The other day we went to a Christmas party.  The hosts were a couple who live in a beautiful and peaceful neighborhood.  This couple are naturally two calm and quite individuals with no interest for loud music or noises.  Living in a condominium does also give this couple extra concerns about the noise that might cause any inconvenience for their neighbors.
The couple introduced us to a family member who had just come for a visit from Iran.  This visitor was here in Vancouver for the first time.

As the evening was unfolding and we were enjoying the great food, we could hear this quest talking about life here in “Canada.”  His comments were interesting and made me to listen more carefully.

This quest made a comment about the quite life here in Vancouver.  He meant that people were not visible out there.  He said that he did not see much life here.  He had expected a bar on every corner of every street.  He had expected seeing people dancing on the streets.  Finally he had thought that life in a free country such as Canada must be more exciting.  People who were around started talking about the activities here in Vancouver and how citizens spend their evenings if they wish so.

However, in my mind we were talking about the level of personal freedom in relation to societal resources.  This conversation made me realize how much the busy traffic in Tehran and the overpopulation has become a normal life.
This man told us about all his music instruments and electric equipments back home, as a way to tell us about his passion for music.

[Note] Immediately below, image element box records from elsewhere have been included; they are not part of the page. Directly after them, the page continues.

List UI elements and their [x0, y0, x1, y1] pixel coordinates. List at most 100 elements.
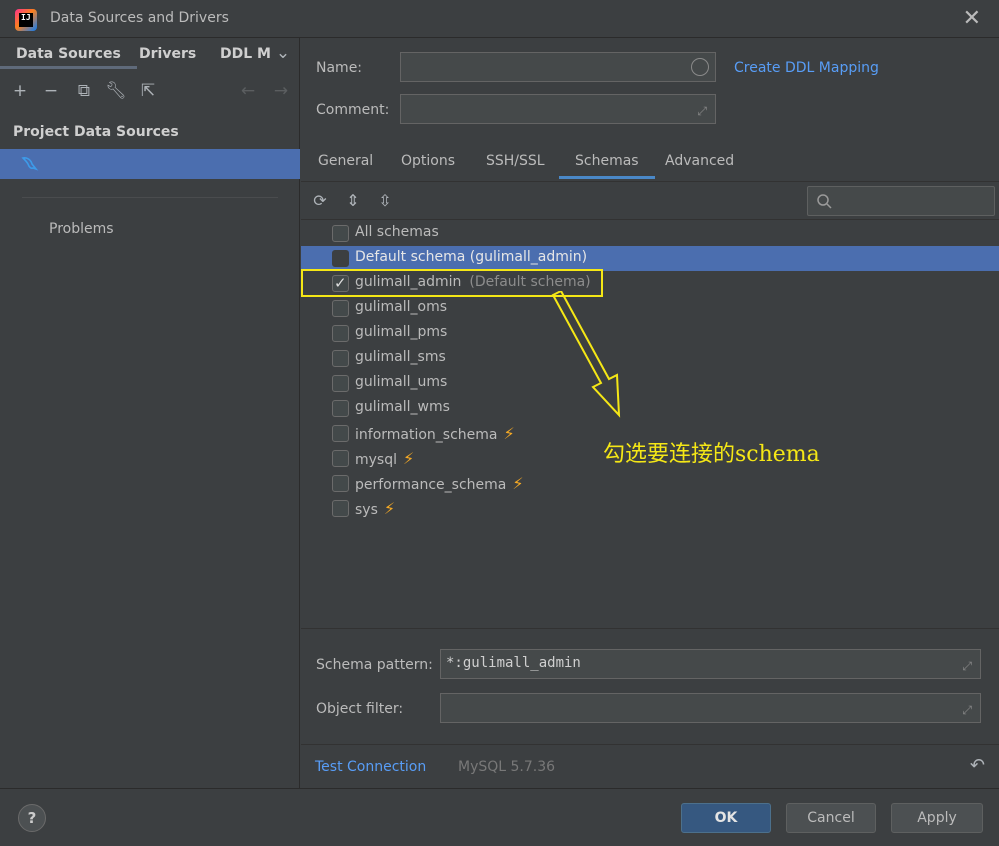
mysql-dolphin-icon	[21, 157, 39, 171]
schema-name-text: performance_schema	[355, 477, 507, 493]
filter-section: Schema pattern: *:gulimall_admin ⤢ Objec…	[301, 628, 999, 744]
schema-name: gulimall_ums	[355, 374, 447, 390]
schema-row[interactable]: gulimall_sms	[301, 346, 999, 371]
apply-button[interactable]: Apply	[891, 803, 983, 833]
schema-checkbox[interactable]	[332, 350, 349, 367]
schema-checkbox[interactable]	[332, 375, 349, 392]
schema-row[interactable]: sys ⚡	[301, 496, 999, 521]
object-filter-field[interactable]: ⤢	[440, 693, 981, 723]
tab-data-sources[interactable]: Data Sources	[0, 46, 137, 69]
schema-name-text: sys	[355, 502, 378, 518]
back-arrow-icon[interactable]: ←	[237, 80, 259, 102]
expand-icon[interactable]: ⤢	[962, 703, 972, 718]
problems-item[interactable]: Problems	[49, 221, 114, 237]
schema-checkbox[interactable]	[332, 400, 349, 417]
schema-name: gulimall_oms	[355, 299, 447, 315]
schema-row[interactable]: gulimall_wms	[301, 396, 999, 421]
close-icon[interactable]: ✕	[963, 6, 981, 31]
schema-row[interactable]: performance_schema ⚡	[301, 471, 999, 496]
schema-checkbox[interactable]	[332, 325, 349, 342]
schema-row[interactable]: gulimall_admin (Default schema)	[301, 271, 999, 296]
status-strip: Test Connection MySQL 5.7.36 ↶	[301, 744, 999, 788]
color-circle-icon[interactable]	[691, 58, 709, 76]
chevron-down-icon[interactable]: ⌄	[272, 42, 294, 64]
expand-icon[interactable]: ⤢	[697, 104, 707, 119]
revert-icon[interactable]: ↶	[970, 755, 985, 776]
refresh-icon[interactable]: ⟳	[309, 190, 331, 212]
tab-ssh-ssl[interactable]: SSH/SSL	[486, 153, 545, 169]
window-title: Data Sources and Drivers	[50, 10, 229, 26]
schema-name: gulimall_sms	[355, 349, 446, 365]
expand-all-icon[interactable]: ⇕	[342, 190, 364, 212]
schema-row[interactable]: gulimall_oms	[301, 296, 999, 321]
tab-general[interactable]: General	[318, 153, 373, 169]
intellij-app-icon: IJ	[15, 9, 37, 31]
default-schema-hint: (Default schema)	[469, 274, 591, 290]
navigate-icon[interactable]: ⇱	[137, 80, 159, 102]
schema-name: mysql ⚡	[355, 449, 414, 468]
schema-name-text: All schemas	[355, 224, 439, 240]
wrench-icon[interactable]: 🔧︎	[105, 80, 127, 102]
cancel-button[interactable]: Cancel	[786, 803, 876, 833]
lightning-icon: ⚡	[512, 474, 524, 493]
search-icon	[817, 194, 832, 209]
expand-icon[interactable]: ⤢	[962, 659, 972, 674]
annotation-text: 勾选要连接的schema	[603, 442, 820, 467]
schema-checkbox[interactable]	[332, 475, 349, 492]
collapse-all-icon[interactable]: ⇳	[374, 190, 396, 212]
tab-advanced[interactable]: Advanced	[665, 153, 734, 169]
left-toolbar: + − ⧉ 🔧︎ ⇱ ← →	[0, 76, 300, 106]
tab-schemas[interactable]: Schemas	[559, 153, 655, 179]
server-version: MySQL 5.7.36	[458, 759, 556, 775]
left-tab-bar: Data Sources Drivers DDL M ⌄	[0, 38, 300, 71]
schema-name-text: gulimall_pms	[355, 324, 448, 340]
schema-row[interactable]: Default schema (gulimall_admin)	[301, 246, 999, 271]
schema-checkbox[interactable]	[332, 274, 349, 292]
divider	[22, 197, 278, 198]
comment-field[interactable]: ⤢	[400, 94, 716, 124]
test-connection-link[interactable]: Test Connection	[315, 759, 426, 775]
schema-name-text: Default schema (gulimall_admin)	[355, 249, 588, 265]
add-icon[interactable]: +	[9, 80, 31, 102]
schema-row[interactable]: All schemas	[301, 221, 999, 246]
schema-name-text: gulimall_ums	[355, 374, 448, 390]
schema-pattern-value: *:gulimall_admin	[446, 655, 581, 671]
schema-pattern-field[interactable]: *:gulimall_admin ⤢	[440, 649, 981, 679]
tab-ddl-mappings[interactable]: DDL M	[220, 46, 271, 62]
tab-drivers[interactable]: Drivers	[139, 46, 196, 62]
schema-checkbox[interactable]	[332, 300, 349, 317]
schema-name: Default schema (gulimall_admin)	[355, 249, 587, 265]
schema-name: sys ⚡	[355, 499, 395, 518]
schema-name: gulimall_wms	[355, 399, 450, 415]
schema-row[interactable]: gulimall_pms	[301, 321, 999, 346]
comment-label: Comment:	[316, 102, 390, 118]
tab-options[interactable]: Options	[401, 153, 455, 169]
search-text[interactable]	[840, 191, 988, 211]
schema-checkbox[interactable]	[332, 425, 349, 442]
schema-checkbox[interactable]	[332, 225, 349, 242]
duplicate-icon[interactable]: ⧉	[73, 80, 95, 102]
schema-name-text: gulimall_oms	[355, 299, 448, 315]
schema-checkbox[interactable]	[332, 450, 349, 467]
schema-name: information_schema ⚡	[355, 424, 515, 443]
name-label: Name:	[316, 60, 363, 76]
settings-tab-bar: General Options SSH/SSL Schemas Advanced	[301, 143, 999, 182]
name-field[interactable]	[400, 52, 716, 82]
schema-name-text: mysql	[355, 452, 397, 468]
data-source-item[interactable]	[0, 149, 300, 179]
schema-name: gulimall_admin (Default schema)	[355, 274, 591, 290]
schema-row[interactable]: gulimall_ums	[301, 371, 999, 396]
forward-arrow-icon[interactable]: →	[270, 80, 292, 102]
schema-checkbox[interactable]	[332, 250, 349, 267]
schema-name-text: gulimall_sms	[355, 349, 446, 365]
remove-icon[interactable]: −	[40, 80, 62, 102]
ok-button[interactable]: OK	[681, 803, 771, 833]
schema-checkbox[interactable]	[332, 500, 349, 517]
create-ddl-mapping-link[interactable]: Create DDL Mapping	[734, 60, 879, 76]
help-button[interactable]: ?	[18, 804, 46, 832]
schema-name: gulimall_pms	[355, 324, 447, 340]
lightning-icon: ⚡	[403, 449, 415, 468]
schema-search-input[interactable]	[807, 186, 995, 216]
schema-list: sys ⚡ performance_schema ⚡ mysql ⚡ information…	[301, 221, 999, 626]
left-panel: Data Sources Drivers DDL M ⌄ + − ⧉ 🔧︎ ⇱ …	[0, 38, 300, 788]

He added that all evenings long he could play his instruments and sing along. I thought that was a very good hobby, the healthiest I could think of. However what he meant was that he could play loud music and people are generally happier. This last statement made me however a bit concerned, because every time we Iranian say this whole big general concept, it means we are exaggerating. If people were much happier in our home country, why millions of us have migrated? Anyhow, I did not feel like making any comment. I just thought of how much our reality is complicated.

This quest reminded me how much the social restrictions back home make people to look for excitement elsewhere, whatever it is.  Now in this case playing music is the best you could do for you to keep your mind intact.   I am wondering about the rest of us, those who are less fortunate compare to our friend who can play music.   Most probably the peace and quite on the streets here in Vancouver was heavy for our friend, because back home peacefulness is an far-fetched idea.

He mentioned that in Iran families get together almost regularly and partying; this is what people (like him probably) do. He meant that this is the most exciting thing that is occurring because life out there is a jungle.

Listening to this man, I was thinking how much our values have changed.  This was not and will not be the one discussion about how everywhere is compared to Iran.  Listening to these comparisons between here and there make me always think of the big culture clash among us. Immigration has touched us all very hard. We have hard time what to believe. We come here and forget how things are back there. Still, we are trying to adjust by comparing, contrasting, and hoping all the time. This is good, I guess. We can learn too.